Throughout the year, we tackled extreme economic inequality as one of the most widespread threats to human rights of our time, waging the struggle on three key fronts: resisting austerity, promoting progressive tax policies and advancing sustainable development alternatives. We did this by conducting cutting-edge human rights and economic policy analysis and by working with diverse partners worldwide to hold governments and international institutions accountable for unjust fiscal and development policies. We also forged alliances with activists beyond the human rights movement, who also work for more equitable, sustainable and human-centered economies.
 
CESR led the way in assessing austerity’s human rights impacts in places like Brazil and South Africa, achieving a victory with the restoration of universal healthcare access in Spain after eight years of austerity. We used powerful advocacy at international financial institutions such as the International Monetary Fund to call out the injustices of austerity, including the contradiction between the IMF’s stated goals around women’s empowerment and its austerity-fueling national loan conditions.
 
CESR provided leadership in several other areas. Long a leading human rights voice for progressive taxation that helps to reduce inequality and redistribute resources on the national and global levels, CESR spoke out against regressive tax policies in countries such as Brazil, Colombia, South Africa and the United States. CESR also spearheaded efforts to equip human rights defenders with innovative tools for monitoring economic and social rights and demanding accountability in the context of the 2030 Agenda for Sustainable Development. In Egypt, we worked with civil society groups to propose new metrics of development progress aligned with the country’s economic and social rights obligations.
 
In 2018, CESR collaborated closely with human rights and development organizations, institutions and networks in more than a dozen different countries, developing partnerships that challenged the injustices of fiscal austerity, tax abuse and extractive development models. Our distinctive partnership model, which prioritizes mutual skills-sharing, collaborative research and advocacy methods, and jointly-branded publications, was highly valued by our collaborators.

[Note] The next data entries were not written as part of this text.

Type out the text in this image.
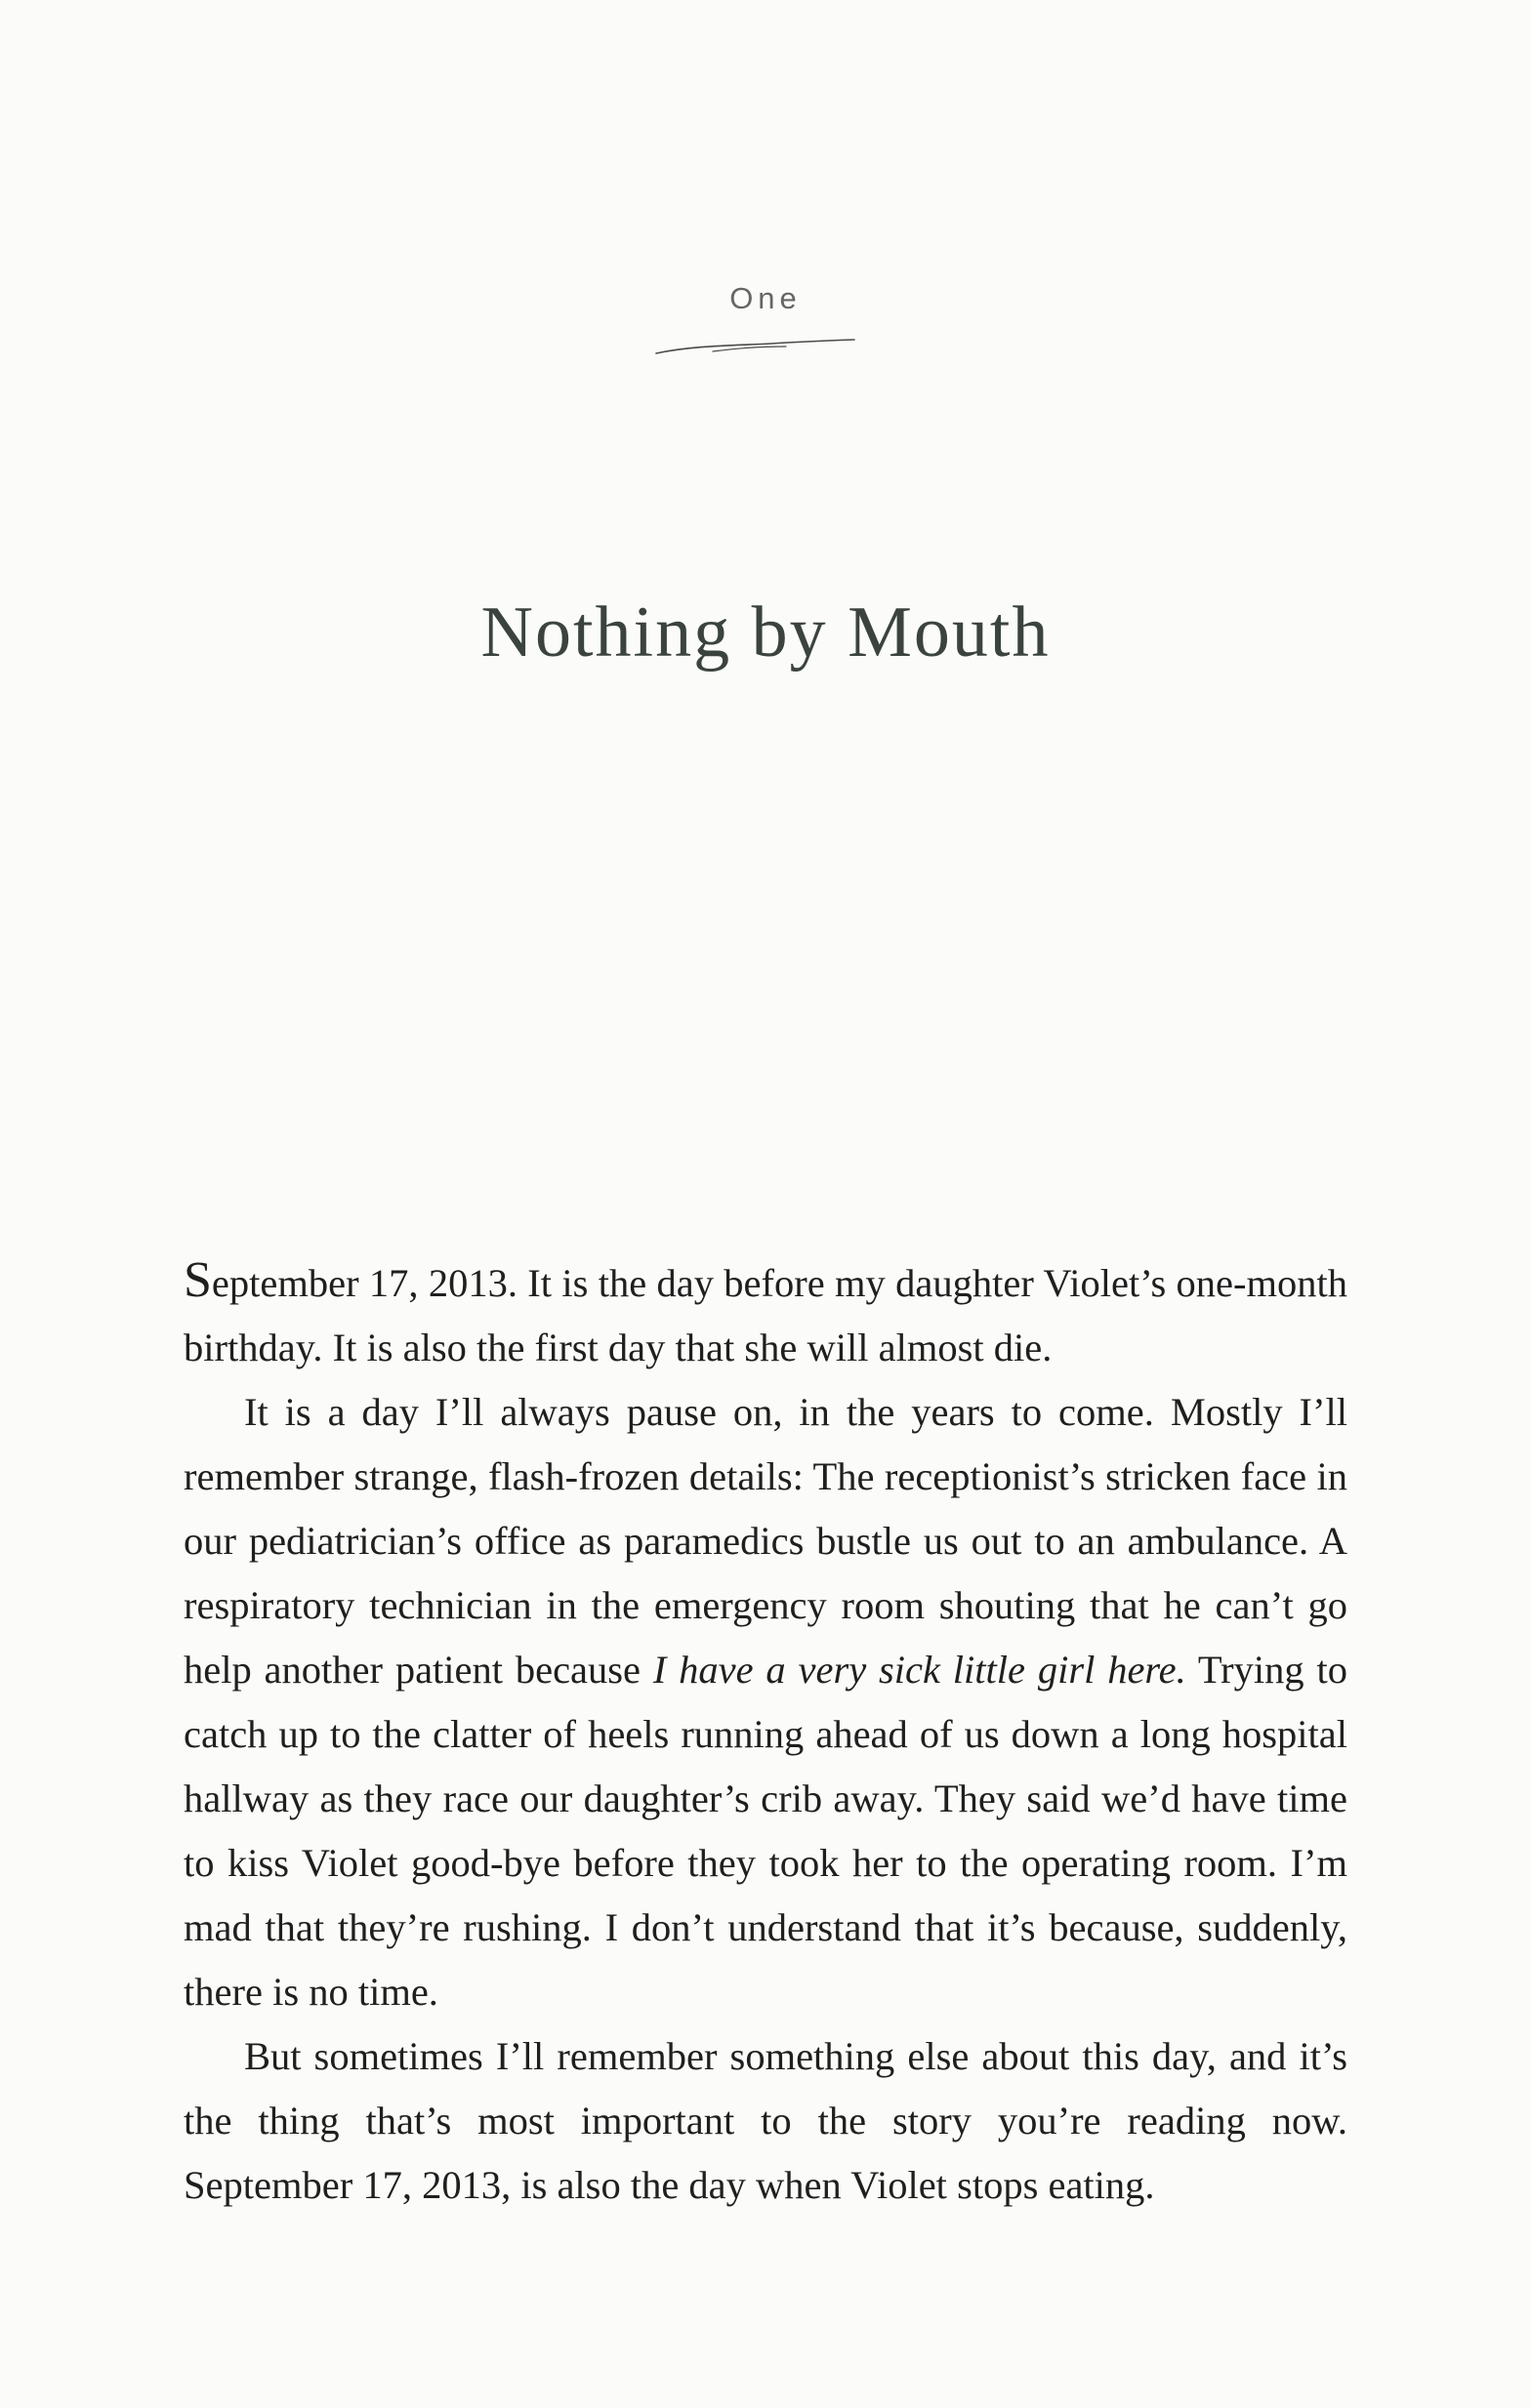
One
Nothing by Mouth

September 17, 2013. It is the day before my daughter Violet’s one-month birthday. It is also the first day that she will almost die.

It is a day I’ll always pause on, in the years to come. Mostly I’ll remember strange, flash-frozen details: The receptionist’s stricken face in our pediatrician’s office as paramedics bustle us out to an ambulance. A respiratory technician in the emergency room shouting that he can’t go help another patient because I have a very sick little girl here. Trying to catch up to the clatter of heels running ahead of us down a long hospital hallway as they race our daughter’s crib away. They said we’d have time to kiss Violet good-bye before they took her to the operating room. I’m mad that they’re rushing. I don’t understand that it’s because, suddenly, there is no time.

But sometimes I’ll remember something else about this day, and it’s the thing that’s most important to the story you’re reading now. September 17, 2013, is also the day when Violet stops eating.
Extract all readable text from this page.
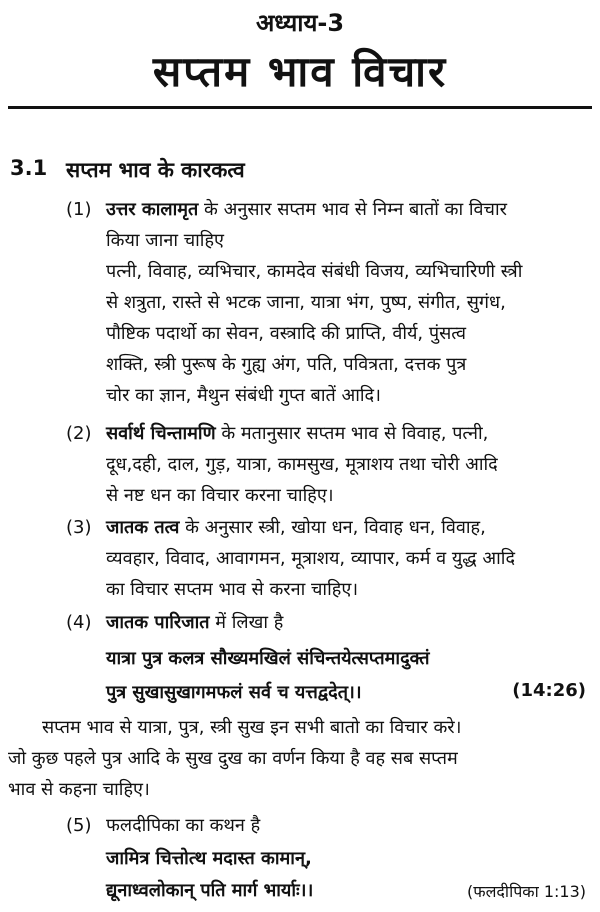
अध्याय-3
सप्तम भाव विचार
3.1 सप्तम भाव के कारकत्व
(1) उत्तर कालामृत के अनुसार सप्तम भाव से निम्न बातों का विचार
किया जाना चाहिए
पत्नी, विवाह, व्यभिचार, कामदेव संबंधी विजय, व्यभिचारिणी स्त्री
से शत्रुता, रास्ते से भटक जाना, यात्रा भंग, पुष्प, संगीत, सुगंध,
पौष्टिक पदार्थो का सेवन, वस्त्रादि की प्राप्ति, वीर्य, पुंसत्व
शक्ति, स्त्री पुरूष के गुह्य अंग, पति, पवित्रता, दत्तक पुत्र
चोर का ज्ञान, मैथुन संबंधी गुप्त बातें आदि।
(2) सर्वार्थ चिन्तामणि के मतानुसार सप्तम भाव से विवाह, पत्नी,
दूध,दही, दाल, गुड़, यात्रा, कामसुख, मूत्राशय तथा चोरी आदि
से नष्ट धन का विचार करना चाहिए।
(3) जातक तत्व के अनुसार स्त्री, खोया धन, विवाह धन, विवाह,
व्यवहार, विवाद, आवागमन, मूत्राशय, व्यापार, कर्म व युद्ध आदि
का विचार सप्तम भाव से करना चाहिए।
(4) जातक पारिजात में लिखा है
यात्रा पुत्र कलत्र सौख्यमखिलं संचिन्तयेत्सप्तमादुक्तं
पुत्र सुखासुखागमफलं सर्व च यत्तद्वदेत्।।	(14:26)
सप्तम भाव से यात्रा, पुत्र, स्त्री सुख इन सभी बातो का विचार करे।
जो कुछ पहले पुत्र आदि के सुख दुख का वर्णन किया है वह सब सप्तम
भाव से कहना चाहिए।
(5) फलदीपिका का कथन है
जामित्र चित्तोत्थ मदास्त कामान्,
द्यूनाध्वलोकान् पति मार्ग भार्याः।।	(फलदीपिका 1:13)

We also fostered much-needed dialogue on the ways in which the human rights movement can work in closer synergy with other movements striving for economic and social justice to confront common threats.
 
The 2018 annual report provides a vivid illustration of the range of ways in which CESR brings human rights to the struggle for economic and social justice. Rich with concrete examples of work that skillfully supports the recognition and enforcement of economic and social rights worldwide, we hope it inspires continued enthusiasm for employing human rights as a powerful tool for promoting social justice and human dignity.